Początki nie zawsze są łatwe

Podobnie było z rekordem w pchnięciu kulą. Bo na IO w stolicy Szwecji ustanowiono i taki. To było 27,70 m, i to też była suma rzutów. A kto pamięta, że od 1900 do 1912 roku rozgrywano dwa rodzaje skoków w dal i wzwyż – skok z miejsca i skok z rozbiegu? Tak samo było z trójskokiem. Zaś w latach 1900-1908 przeciąganie liny było jedną z cieszących się wielkim powodzeniem konkurencji lekkoatletycznych. Z kolei w roku 1904, w Saint Louis, były ćwiczenia z maczugami mężczyzn! Dziś jest to jedna z konkurencji gimnastyki artystycznej, uprawianej przez młodziutkie, filigranowe dziewczyny…
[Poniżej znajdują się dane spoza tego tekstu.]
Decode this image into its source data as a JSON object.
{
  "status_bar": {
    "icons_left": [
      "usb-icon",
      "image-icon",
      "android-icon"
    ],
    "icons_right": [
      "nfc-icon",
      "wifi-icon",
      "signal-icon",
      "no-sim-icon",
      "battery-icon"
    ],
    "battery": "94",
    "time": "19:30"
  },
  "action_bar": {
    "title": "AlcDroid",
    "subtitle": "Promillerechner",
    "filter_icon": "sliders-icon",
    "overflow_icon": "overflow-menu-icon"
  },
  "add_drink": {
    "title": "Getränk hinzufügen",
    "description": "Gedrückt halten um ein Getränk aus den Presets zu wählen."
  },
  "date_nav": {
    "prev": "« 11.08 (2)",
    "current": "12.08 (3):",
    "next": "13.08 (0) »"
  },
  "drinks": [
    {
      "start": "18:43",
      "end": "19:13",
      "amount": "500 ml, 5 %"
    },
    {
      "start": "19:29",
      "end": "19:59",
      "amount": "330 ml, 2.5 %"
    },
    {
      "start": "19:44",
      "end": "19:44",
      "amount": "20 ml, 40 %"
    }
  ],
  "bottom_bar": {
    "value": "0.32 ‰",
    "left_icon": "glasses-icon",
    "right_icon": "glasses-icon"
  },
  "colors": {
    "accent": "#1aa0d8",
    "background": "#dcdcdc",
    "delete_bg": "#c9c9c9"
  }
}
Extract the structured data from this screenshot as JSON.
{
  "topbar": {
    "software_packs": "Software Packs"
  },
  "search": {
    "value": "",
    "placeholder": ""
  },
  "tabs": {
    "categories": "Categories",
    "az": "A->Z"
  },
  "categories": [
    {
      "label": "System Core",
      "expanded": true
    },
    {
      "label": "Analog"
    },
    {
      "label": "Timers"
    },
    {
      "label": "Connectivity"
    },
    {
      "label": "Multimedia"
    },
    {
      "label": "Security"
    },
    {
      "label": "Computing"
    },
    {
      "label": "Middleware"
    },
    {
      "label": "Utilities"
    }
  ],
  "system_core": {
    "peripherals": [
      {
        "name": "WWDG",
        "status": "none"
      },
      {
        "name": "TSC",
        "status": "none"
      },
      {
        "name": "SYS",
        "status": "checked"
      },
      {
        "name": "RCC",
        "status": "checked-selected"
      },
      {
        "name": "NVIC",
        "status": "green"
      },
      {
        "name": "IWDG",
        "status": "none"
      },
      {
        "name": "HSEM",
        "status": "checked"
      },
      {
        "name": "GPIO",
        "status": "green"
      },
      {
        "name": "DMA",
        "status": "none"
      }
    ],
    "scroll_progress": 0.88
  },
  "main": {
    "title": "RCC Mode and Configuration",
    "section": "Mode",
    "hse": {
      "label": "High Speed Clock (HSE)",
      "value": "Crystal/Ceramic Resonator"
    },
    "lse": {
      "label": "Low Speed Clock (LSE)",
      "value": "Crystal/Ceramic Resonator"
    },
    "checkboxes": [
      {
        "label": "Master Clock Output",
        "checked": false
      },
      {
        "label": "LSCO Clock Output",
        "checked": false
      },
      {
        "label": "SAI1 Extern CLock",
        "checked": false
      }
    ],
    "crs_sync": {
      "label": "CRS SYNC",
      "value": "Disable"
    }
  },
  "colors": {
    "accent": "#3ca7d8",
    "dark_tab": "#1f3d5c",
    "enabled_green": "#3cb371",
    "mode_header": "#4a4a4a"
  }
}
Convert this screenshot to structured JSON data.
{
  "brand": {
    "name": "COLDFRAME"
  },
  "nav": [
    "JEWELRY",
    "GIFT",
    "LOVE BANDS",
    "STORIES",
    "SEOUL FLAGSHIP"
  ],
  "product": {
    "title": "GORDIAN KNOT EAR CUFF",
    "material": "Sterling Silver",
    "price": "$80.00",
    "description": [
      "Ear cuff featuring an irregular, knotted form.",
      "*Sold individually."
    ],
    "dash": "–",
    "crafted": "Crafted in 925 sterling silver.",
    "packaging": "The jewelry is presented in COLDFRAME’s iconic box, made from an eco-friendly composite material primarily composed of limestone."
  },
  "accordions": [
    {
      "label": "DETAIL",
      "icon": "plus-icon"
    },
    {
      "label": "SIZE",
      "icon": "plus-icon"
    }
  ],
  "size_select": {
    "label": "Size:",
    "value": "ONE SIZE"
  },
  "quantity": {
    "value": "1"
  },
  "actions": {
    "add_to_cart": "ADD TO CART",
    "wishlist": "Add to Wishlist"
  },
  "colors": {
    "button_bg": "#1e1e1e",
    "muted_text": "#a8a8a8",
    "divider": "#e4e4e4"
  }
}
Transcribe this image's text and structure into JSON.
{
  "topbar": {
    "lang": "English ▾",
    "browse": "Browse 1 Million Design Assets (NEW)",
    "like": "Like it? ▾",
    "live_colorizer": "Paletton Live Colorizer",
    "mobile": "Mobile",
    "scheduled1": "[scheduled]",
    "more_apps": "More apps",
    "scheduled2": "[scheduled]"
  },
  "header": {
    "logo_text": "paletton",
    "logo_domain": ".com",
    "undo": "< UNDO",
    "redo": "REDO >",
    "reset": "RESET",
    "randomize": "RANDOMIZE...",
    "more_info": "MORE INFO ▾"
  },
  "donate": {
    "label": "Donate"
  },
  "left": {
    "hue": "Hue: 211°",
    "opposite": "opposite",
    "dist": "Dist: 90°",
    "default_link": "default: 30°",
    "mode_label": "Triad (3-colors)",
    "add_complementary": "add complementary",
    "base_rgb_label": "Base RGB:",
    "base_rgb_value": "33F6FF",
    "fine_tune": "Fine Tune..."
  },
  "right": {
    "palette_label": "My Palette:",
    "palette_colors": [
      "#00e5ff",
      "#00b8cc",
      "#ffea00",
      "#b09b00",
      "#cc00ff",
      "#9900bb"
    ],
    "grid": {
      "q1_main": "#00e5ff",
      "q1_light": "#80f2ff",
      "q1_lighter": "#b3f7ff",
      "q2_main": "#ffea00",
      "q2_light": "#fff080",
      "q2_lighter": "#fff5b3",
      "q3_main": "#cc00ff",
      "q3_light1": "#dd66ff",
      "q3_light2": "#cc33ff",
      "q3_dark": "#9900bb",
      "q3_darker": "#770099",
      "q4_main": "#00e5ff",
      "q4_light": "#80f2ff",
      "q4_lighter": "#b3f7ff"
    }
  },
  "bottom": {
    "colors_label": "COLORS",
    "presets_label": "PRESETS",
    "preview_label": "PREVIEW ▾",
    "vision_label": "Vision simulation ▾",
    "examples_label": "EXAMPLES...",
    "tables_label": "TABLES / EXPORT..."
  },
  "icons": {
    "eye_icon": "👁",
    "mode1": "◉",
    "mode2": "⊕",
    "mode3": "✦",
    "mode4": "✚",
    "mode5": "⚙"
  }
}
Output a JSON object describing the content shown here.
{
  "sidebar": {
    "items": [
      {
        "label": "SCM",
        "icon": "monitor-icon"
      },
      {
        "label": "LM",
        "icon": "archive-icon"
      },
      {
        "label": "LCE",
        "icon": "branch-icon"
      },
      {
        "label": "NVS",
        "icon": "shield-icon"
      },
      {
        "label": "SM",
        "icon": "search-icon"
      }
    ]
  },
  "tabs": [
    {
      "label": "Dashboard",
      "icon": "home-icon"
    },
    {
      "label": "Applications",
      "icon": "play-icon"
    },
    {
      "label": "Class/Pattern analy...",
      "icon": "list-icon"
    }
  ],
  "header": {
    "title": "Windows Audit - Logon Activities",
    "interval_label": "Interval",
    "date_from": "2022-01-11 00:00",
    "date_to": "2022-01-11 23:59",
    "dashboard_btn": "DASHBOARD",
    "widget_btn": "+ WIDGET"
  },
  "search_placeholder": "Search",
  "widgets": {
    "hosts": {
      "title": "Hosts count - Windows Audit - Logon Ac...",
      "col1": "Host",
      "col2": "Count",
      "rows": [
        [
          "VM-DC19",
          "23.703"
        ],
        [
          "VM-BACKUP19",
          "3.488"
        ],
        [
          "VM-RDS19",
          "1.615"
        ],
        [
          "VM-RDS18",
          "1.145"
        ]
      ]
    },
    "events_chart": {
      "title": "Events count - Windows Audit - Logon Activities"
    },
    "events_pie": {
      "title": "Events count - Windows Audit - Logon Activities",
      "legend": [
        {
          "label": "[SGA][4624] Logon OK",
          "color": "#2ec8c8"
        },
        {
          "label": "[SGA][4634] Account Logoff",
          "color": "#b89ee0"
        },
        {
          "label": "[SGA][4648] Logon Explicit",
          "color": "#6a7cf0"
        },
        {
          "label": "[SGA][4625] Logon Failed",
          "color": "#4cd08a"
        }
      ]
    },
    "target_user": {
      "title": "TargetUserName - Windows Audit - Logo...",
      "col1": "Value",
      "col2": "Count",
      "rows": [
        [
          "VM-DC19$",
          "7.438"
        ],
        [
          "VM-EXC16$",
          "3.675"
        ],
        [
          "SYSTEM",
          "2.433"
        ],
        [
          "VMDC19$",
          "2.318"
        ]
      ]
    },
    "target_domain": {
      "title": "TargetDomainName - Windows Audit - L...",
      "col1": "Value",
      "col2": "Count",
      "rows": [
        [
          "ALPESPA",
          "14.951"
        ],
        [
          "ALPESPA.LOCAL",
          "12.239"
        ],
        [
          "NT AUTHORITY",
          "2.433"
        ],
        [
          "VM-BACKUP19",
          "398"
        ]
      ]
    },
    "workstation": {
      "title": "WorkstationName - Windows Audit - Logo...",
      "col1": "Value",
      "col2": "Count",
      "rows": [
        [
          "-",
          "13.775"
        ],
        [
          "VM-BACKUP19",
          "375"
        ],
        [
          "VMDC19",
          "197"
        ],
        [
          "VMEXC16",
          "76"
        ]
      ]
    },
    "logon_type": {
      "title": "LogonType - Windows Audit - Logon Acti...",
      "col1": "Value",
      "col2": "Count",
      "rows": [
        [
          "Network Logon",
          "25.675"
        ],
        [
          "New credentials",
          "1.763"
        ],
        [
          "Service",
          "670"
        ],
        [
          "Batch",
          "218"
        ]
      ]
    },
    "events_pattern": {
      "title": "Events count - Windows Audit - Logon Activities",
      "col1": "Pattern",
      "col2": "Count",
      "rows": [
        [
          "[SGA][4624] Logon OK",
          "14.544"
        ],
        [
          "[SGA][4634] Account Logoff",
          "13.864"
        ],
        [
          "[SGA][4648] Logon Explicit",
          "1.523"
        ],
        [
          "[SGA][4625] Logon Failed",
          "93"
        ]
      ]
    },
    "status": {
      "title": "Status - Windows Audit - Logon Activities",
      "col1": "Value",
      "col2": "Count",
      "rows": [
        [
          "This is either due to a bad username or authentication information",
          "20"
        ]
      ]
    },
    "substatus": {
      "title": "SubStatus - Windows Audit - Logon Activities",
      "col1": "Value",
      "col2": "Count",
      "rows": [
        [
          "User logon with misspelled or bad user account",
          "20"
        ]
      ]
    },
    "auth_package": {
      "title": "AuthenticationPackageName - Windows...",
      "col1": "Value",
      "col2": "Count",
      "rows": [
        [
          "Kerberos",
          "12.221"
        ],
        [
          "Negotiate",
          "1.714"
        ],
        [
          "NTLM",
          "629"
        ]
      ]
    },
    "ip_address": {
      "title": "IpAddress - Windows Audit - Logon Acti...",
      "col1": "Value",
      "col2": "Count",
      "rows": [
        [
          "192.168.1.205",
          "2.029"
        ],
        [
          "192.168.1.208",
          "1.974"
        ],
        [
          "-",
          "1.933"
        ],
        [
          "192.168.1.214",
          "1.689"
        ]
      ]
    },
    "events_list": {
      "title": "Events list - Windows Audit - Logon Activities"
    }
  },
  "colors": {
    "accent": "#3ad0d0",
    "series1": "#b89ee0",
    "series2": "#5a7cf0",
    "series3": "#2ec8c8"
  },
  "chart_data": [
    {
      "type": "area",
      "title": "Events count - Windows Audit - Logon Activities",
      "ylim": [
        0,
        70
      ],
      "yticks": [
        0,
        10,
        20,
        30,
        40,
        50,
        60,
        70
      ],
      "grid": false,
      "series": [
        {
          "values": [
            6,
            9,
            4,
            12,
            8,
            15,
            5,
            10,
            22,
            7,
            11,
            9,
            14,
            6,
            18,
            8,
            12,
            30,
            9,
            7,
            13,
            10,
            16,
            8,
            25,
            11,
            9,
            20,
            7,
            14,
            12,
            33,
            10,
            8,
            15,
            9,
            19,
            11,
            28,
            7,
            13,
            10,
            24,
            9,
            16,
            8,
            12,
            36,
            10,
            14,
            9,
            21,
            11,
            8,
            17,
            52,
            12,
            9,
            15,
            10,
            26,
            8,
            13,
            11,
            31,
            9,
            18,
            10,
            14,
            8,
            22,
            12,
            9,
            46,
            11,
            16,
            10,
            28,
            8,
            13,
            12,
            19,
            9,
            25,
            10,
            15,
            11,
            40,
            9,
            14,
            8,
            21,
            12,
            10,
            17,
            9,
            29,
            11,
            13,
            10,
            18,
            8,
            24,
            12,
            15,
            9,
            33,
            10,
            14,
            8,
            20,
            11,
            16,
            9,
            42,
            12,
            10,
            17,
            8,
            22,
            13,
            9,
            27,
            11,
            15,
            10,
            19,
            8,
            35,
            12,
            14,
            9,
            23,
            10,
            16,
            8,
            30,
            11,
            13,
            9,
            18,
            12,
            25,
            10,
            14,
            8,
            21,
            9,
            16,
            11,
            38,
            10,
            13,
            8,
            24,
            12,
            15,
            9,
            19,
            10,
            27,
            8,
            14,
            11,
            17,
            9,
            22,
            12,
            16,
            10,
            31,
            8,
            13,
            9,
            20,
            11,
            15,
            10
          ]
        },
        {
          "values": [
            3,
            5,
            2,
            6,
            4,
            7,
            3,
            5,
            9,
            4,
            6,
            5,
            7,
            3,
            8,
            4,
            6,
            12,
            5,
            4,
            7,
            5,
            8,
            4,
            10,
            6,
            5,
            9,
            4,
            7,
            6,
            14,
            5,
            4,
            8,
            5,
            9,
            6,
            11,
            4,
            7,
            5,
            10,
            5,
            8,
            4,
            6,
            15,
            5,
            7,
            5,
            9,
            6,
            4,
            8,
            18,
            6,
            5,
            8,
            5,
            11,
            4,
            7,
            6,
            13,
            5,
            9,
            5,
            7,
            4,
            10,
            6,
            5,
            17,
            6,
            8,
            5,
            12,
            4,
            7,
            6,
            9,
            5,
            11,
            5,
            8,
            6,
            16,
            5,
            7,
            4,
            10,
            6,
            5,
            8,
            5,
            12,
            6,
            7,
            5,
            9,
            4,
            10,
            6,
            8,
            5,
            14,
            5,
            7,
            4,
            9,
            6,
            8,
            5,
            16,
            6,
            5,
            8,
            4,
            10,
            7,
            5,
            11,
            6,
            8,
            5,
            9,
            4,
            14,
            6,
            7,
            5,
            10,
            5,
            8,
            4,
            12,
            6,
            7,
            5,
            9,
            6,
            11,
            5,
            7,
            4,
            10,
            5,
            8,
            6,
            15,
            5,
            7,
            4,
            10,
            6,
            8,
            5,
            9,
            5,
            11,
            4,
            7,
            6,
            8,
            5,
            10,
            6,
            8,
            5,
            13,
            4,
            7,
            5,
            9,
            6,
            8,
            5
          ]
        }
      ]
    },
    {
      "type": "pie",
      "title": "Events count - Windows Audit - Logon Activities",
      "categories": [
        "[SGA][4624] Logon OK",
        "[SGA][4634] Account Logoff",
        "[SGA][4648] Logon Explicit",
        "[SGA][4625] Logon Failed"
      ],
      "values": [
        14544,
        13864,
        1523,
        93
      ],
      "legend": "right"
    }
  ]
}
Ale wówczas jeszcze panie gimnastyki nie uprawiały. Gimnastykę kobiet wprowadzono do programu dopiero w roku 1928. W różnych czasach królowały różne sporty. Trzeba przecież iść z ich duchem. No i trudno się dziwić, że coraz częściej mówi się teraz o wprowadzeniu do olimpijskiego programu… gier komputerowych. Młodzież siedzieć sobie będzie na krzesełku, przed ekranikiem. Pogimnastykuje… paluszki. Ale co to ma wspólnego ze sportem?


Na zdjęciu: Mkną po lodowej rynnie, na brzuchu, głową w dół. To właśnie jest skeleton.